Maka untuk menyingkat cerita, begitulah aku mengantri untuk check in konter citlink. Di depanku, mengantri juga seorang mbak yang cantik, dan fashionable. Aku suka kulitnya yang bening dan halus. Kami bertukar percakapan, dan setelah dia mendapat nomor kursi, kami berpisah. Ternyata, dia pergi mencari sarapan, dan aku memilih masuk ke lounge.
Sementara menunggu boarding, aku terus bertanya, “Apa yang salah denganku?” Sampai ke Indonesia Timur pun aku pernah melangkah sendirian, walau umurku waktu itu baru belasan. Ya, walau sudah tahu, masih pula aku bertanya. Zona nyaman. Dari tadi itulah masalahnya.
Namun tiba-tiba, ada sesuatu yang berbicara di dalam perasaanku, “Nah, bagaimana kalau kuberi kau sebuah pengalaman baru?

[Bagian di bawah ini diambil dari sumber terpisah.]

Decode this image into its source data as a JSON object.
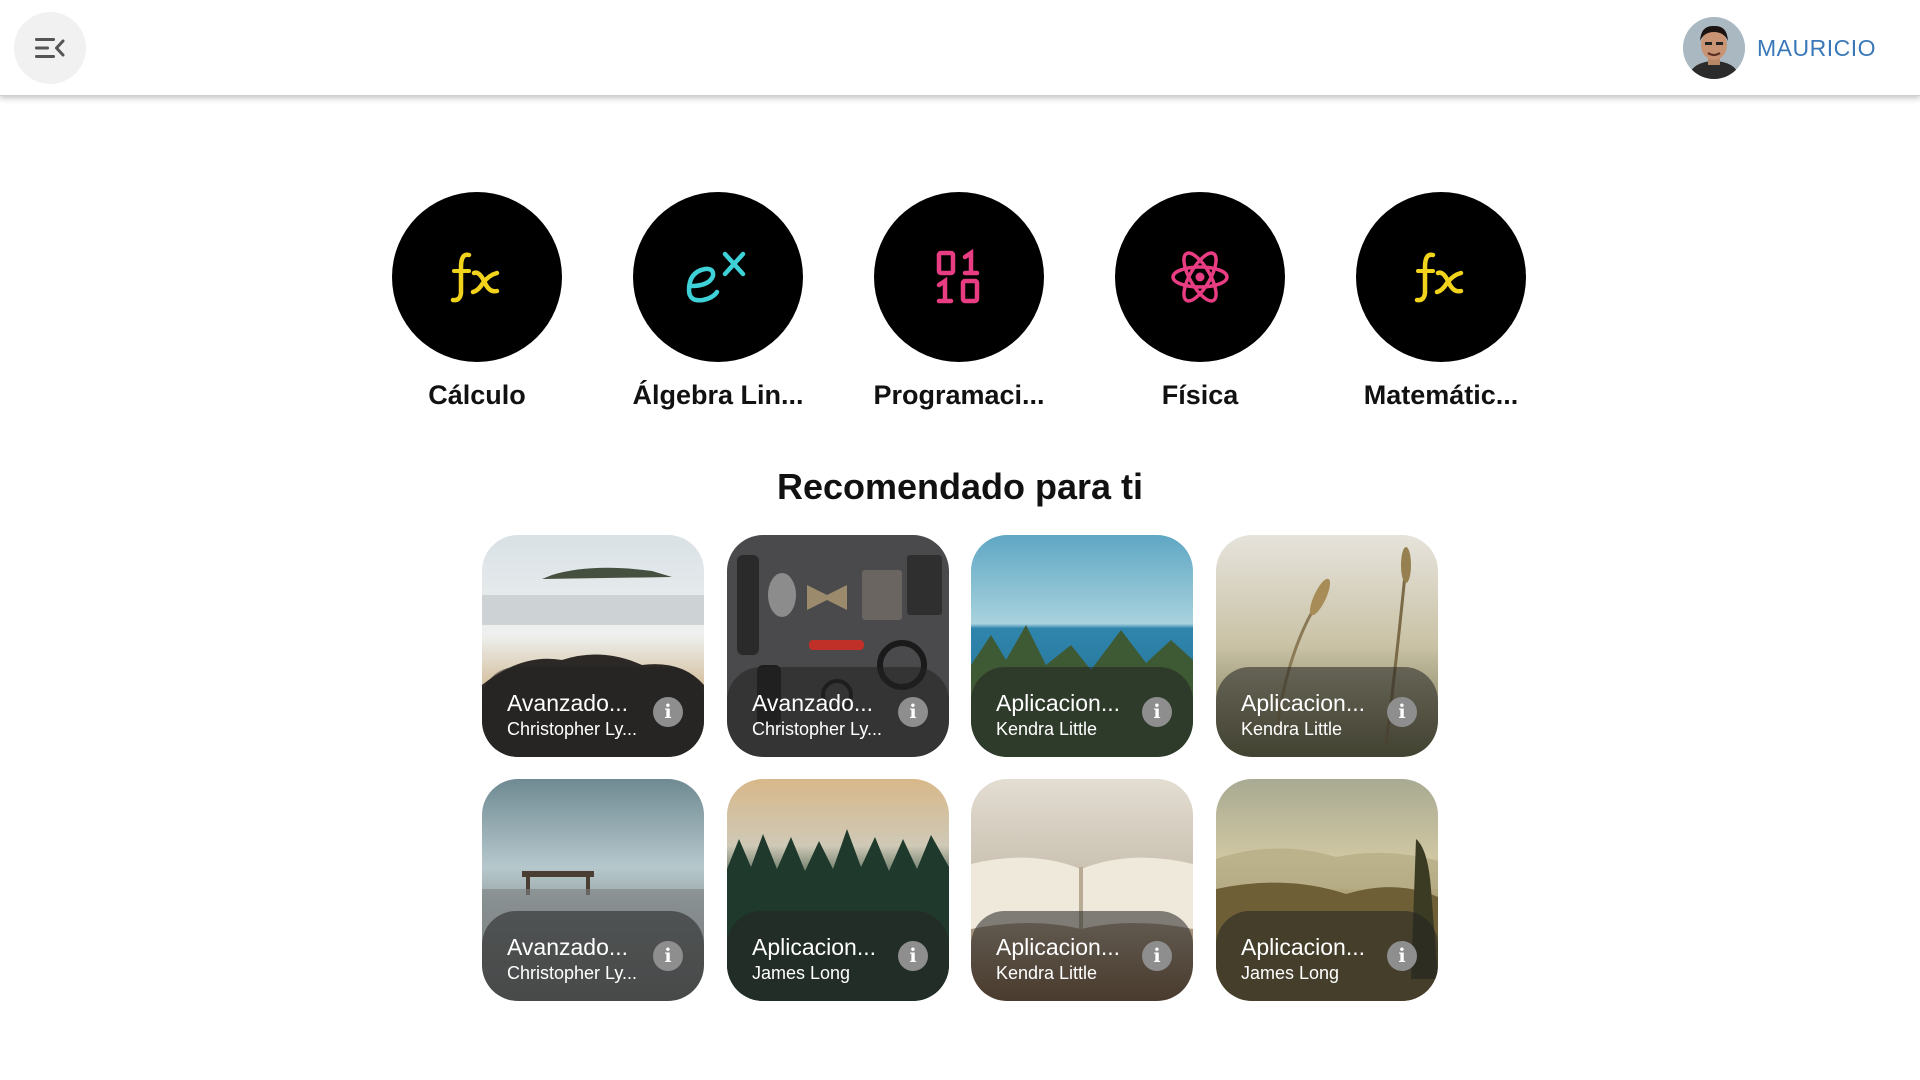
{
  "header": {
    "menu_icon": "menu-collapse-icon",
    "user_name": "MAURICIO"
  },
  "subjects": [
    {
      "label": "Cálculo",
      "icon": "function-fx-icon",
      "icon_color": "#f2d31c"
    },
    {
      "label": "Álgebra Lin...",
      "icon": "exponential-icon",
      "icon_color": "#3fd1d8"
    },
    {
      "label": "Programaci...",
      "icon": "binary-icon",
      "icon_color": "#e83d82"
    },
    {
      "label": "Física",
      "icon": "atom-icon",
      "icon_color": "#e83d82"
    },
    {
      "label": "Matemátic...",
      "icon": "function-fx-icon",
      "icon_color": "#f2d31c"
    }
  ],
  "recommended": {
    "title": "Recomendado para ti",
    "courses": [
      {
        "title": "Avanzado...",
        "author": "Christopher Ly..."
      },
      {
        "title": "Avanzado...",
        "author": "Christopher Ly..."
      },
      {
        "title": "Aplicacion...",
        "author": "Kendra Little"
      },
      {
        "title": "Aplicacion...",
        "author": "Kendra Little"
      },
      {
        "title": "Avanzado...",
        "author": "Christopher Ly..."
      },
      {
        "title": "Aplicacion...",
        "author": "James Long"
      },
      {
        "title": "Aplicacion...",
        "author": "Kendra Little"
      },
      {
        "title": "Aplicacion...",
        "author": "James Long"
      }
    ]
  },
  "colors": {
    "accent": "#3a78b8",
    "circle_bg": "#000000"
  }
}
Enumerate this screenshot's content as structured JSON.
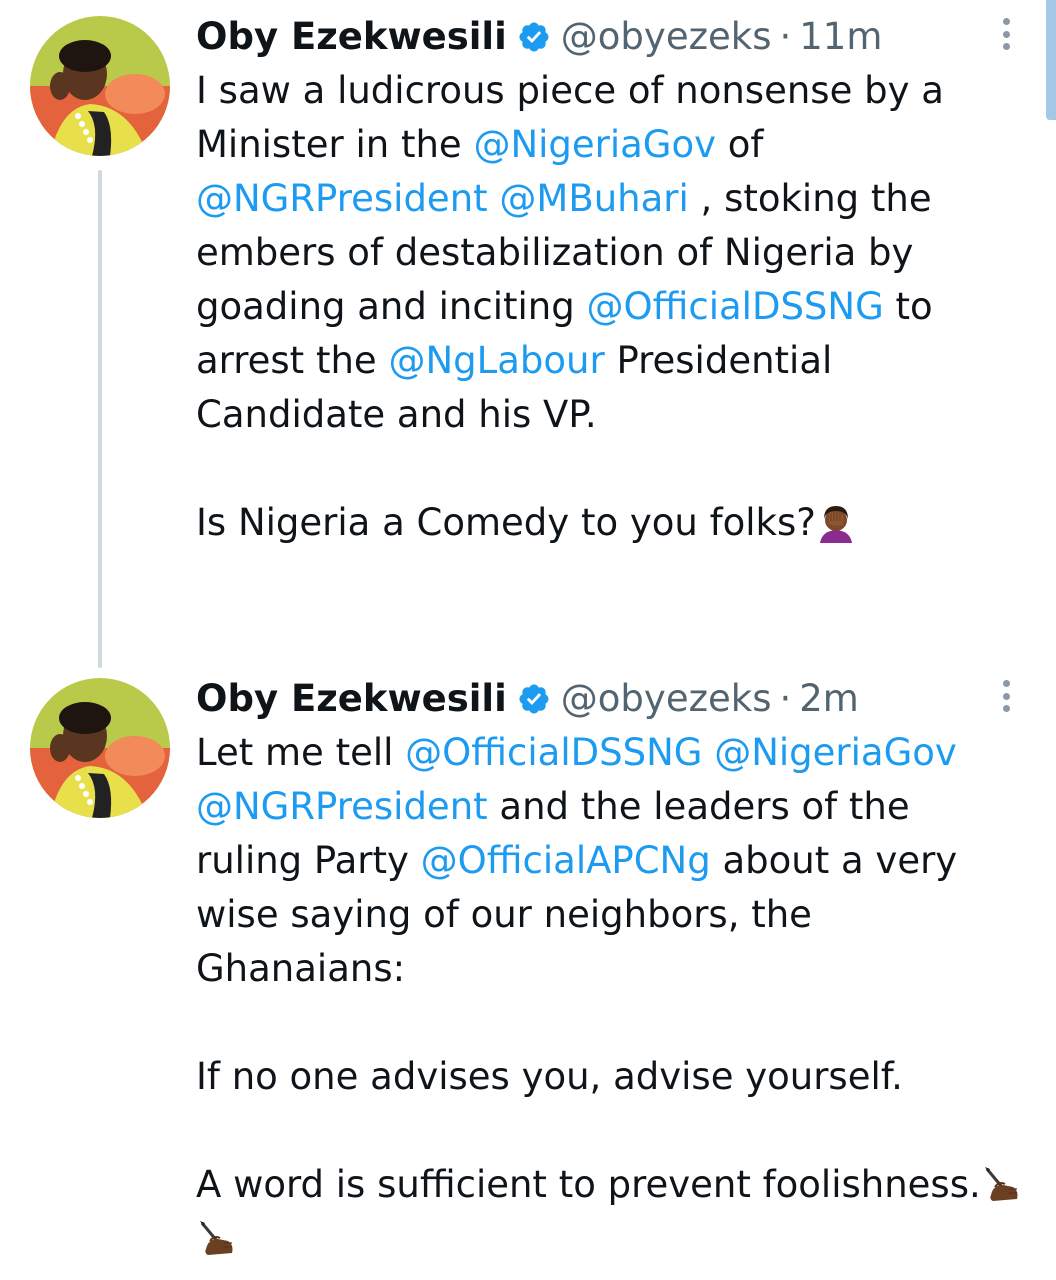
{
  "tweets": [
    {
      "author_name": "Oby Ezekwesili",
      "handle": "@obyezeks",
      "separator": "·",
      "time": "11m",
      "segments": [
        [
          {
            "text": "I saw a ludicrous piece of nonsense by a Minister in the "
          },
          {
            "text": "@NigeriaGov",
            "mention": true
          },
          {
            "text": " of "
          },
          {
            "text": "@NGRPresident",
            "mention": true
          },
          {
            "text": " "
          },
          {
            "text": "@MBuhari",
            "mention": true
          },
          {
            "text": " , stoking the embers of destabilization of Nigeria by goading and inciting "
          },
          {
            "text": "@OfficialDSSNG",
            "mention": true
          },
          {
            "text": " to arrest the "
          },
          {
            "text": "@NgLabour",
            "mention": true
          },
          {
            "text": " Presidential Candidate and his VP."
          }
        ],
        [
          {
            "text": "Is Nigeria a Comedy to you folks?"
          },
          {
            "emoji": "facepalm-emoji"
          }
        ]
      ]
    },
    {
      "author_name": "Oby Ezekwesili",
      "handle": "@obyezeks",
      "separator": "·",
      "time": "2m",
      "segments": [
        [
          {
            "text": "Let me tell "
          },
          {
            "text": "@OfficialDSSNG",
            "mention": true
          },
          {
            "text": " "
          },
          {
            "text": "@NigeriaGov",
            "mention": true
          },
          {
            "text": " "
          },
          {
            "text": "@NGRPresident",
            "mention": true
          },
          {
            "text": " and the leaders of the ruling Party "
          },
          {
            "text": "@OfficialAPCNg",
            "mention": true
          },
          {
            "text": " about a very wise saying of our neighbors, the Ghanaians:"
          }
        ],
        [
          {
            "text": "If no one advises you, advise yourself."
          }
        ],
        [
          {
            "text": "A word is sufficient to prevent foolishness."
          },
          {
            "emoji": "writing-hand-emoji"
          },
          {
            "emoji": "writing-hand-emoji"
          }
        ]
      ]
    }
  ],
  "icons": {
    "verified": "verified-badge-icon",
    "more": "more-options-icon"
  },
  "colors": {
    "mention": "#1d9bf0",
    "verified": "#1d9bf0",
    "secondary_text": "#536471",
    "thread_line": "#cfd9de"
  }
}
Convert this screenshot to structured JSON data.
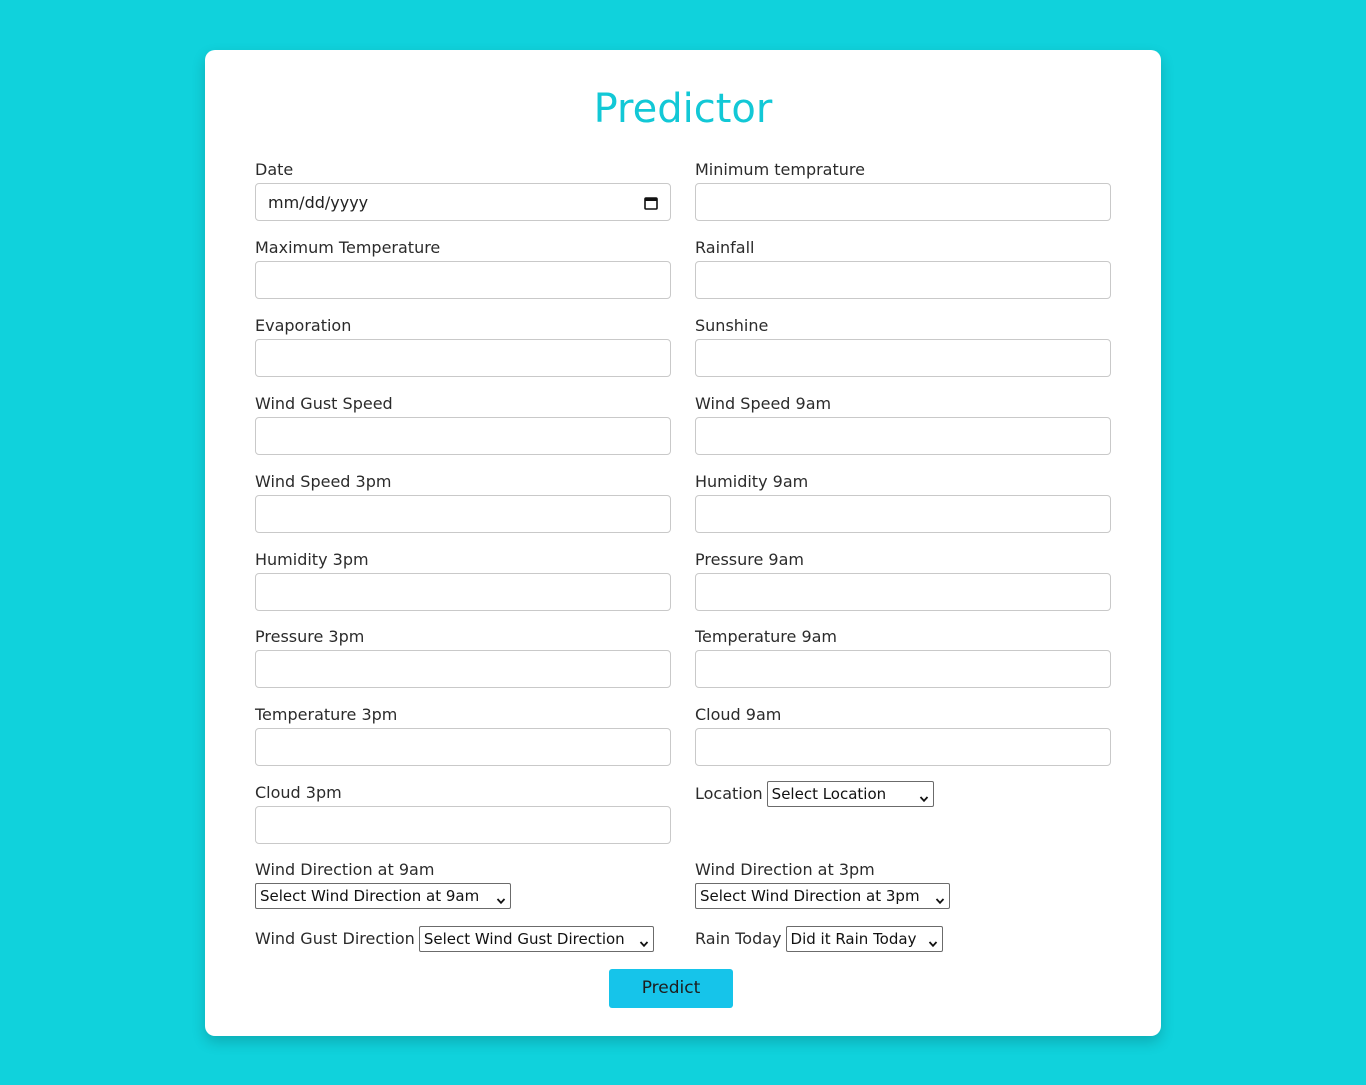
{
  "form": {
    "title": "Predictor",
    "fields": {
      "date": {
        "label": "Date",
        "value": "mm/dd/yyyy"
      },
      "min_temp": {
        "label": "Minimum temprature",
        "value": ""
      },
      "max_temp": {
        "label": "Maximum Temperature",
        "value": ""
      },
      "rainfall": {
        "label": "Rainfall",
        "value": ""
      },
      "evaporation": {
        "label": "Evaporation",
        "value": ""
      },
      "sunshine": {
        "label": "Sunshine",
        "value": ""
      },
      "wind_gust_speed": {
        "label": "Wind Gust Speed",
        "value": ""
      },
      "wind_speed_9am": {
        "label": "Wind Speed 9am",
        "value": ""
      },
      "wind_speed_3pm": {
        "label": "Wind Speed 3pm",
        "value": ""
      },
      "humidity_9am": {
        "label": "Humidity 9am",
        "value": ""
      },
      "humidity_3pm": {
        "label": "Humidity 3pm",
        "value": ""
      },
      "pressure_9am": {
        "label": "Pressure 9am",
        "value": ""
      },
      "pressure_3pm": {
        "label": "Pressure 3pm",
        "value": ""
      },
      "temp_9am": {
        "label": "Temperature 9am",
        "value": ""
      },
      "temp_3pm": {
        "label": "Temperature 3pm",
        "value": ""
      },
      "cloud_9am": {
        "label": "Cloud 9am",
        "value": ""
      },
      "cloud_3pm": {
        "label": "Cloud 3pm",
        "value": ""
      }
    },
    "selects": {
      "location": {
        "label": "Location",
        "selected": "Select Location"
      },
      "wind_dir_9am": {
        "label": "Wind Direction at 9am",
        "selected": "Select Wind Direction at 9am"
      },
      "wind_dir_3pm": {
        "label": "Wind Direction at 3pm",
        "selected": "Select Wind Direction at 3pm"
      },
      "wind_gust_dir": {
        "label": "Wind Gust Direction",
        "selected": "Select Wind Gust Direction"
      },
      "rain_today": {
        "label": "Rain Today",
        "selected": "Did it Rain Today"
      }
    },
    "submit_label": "Predict"
  },
  "colors": {
    "background": "#10d2dc",
    "title": "#12c8d6",
    "button": "#16c4ea"
  },
  "icons": {
    "date": "calendar-icon",
    "select": "chevron-down-icon"
  }
}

Bagaimana kalau kau coba mengalami seperti testimoni-testimoni orang yang mendapatkan pertolongan secara tak terduga? Bagaimana kalau ada yang memberimu tumpangan?” Ha? Apa bener, nih? Masalah mencapai tempat tujuan kan sesuatu yang kasat mata; walaupun aku sedikit rada merasa tak nyaman, tetapi pastilah bisa kuatasi. Namun, jika memang aku bakal mengalami layanan yang tak terduga, wah...itu akan menjadi suatu kemewahan juga. Tetapi, bagaimana itu bisa terjadi? Nggak kebayang, deh.
Ketika aku sudah duduk di pesawat, mbak yang cantik itu berjalan di lorong melewatiku. Dia menyapaku lagi dan berkata, “Kursiku di belakang”.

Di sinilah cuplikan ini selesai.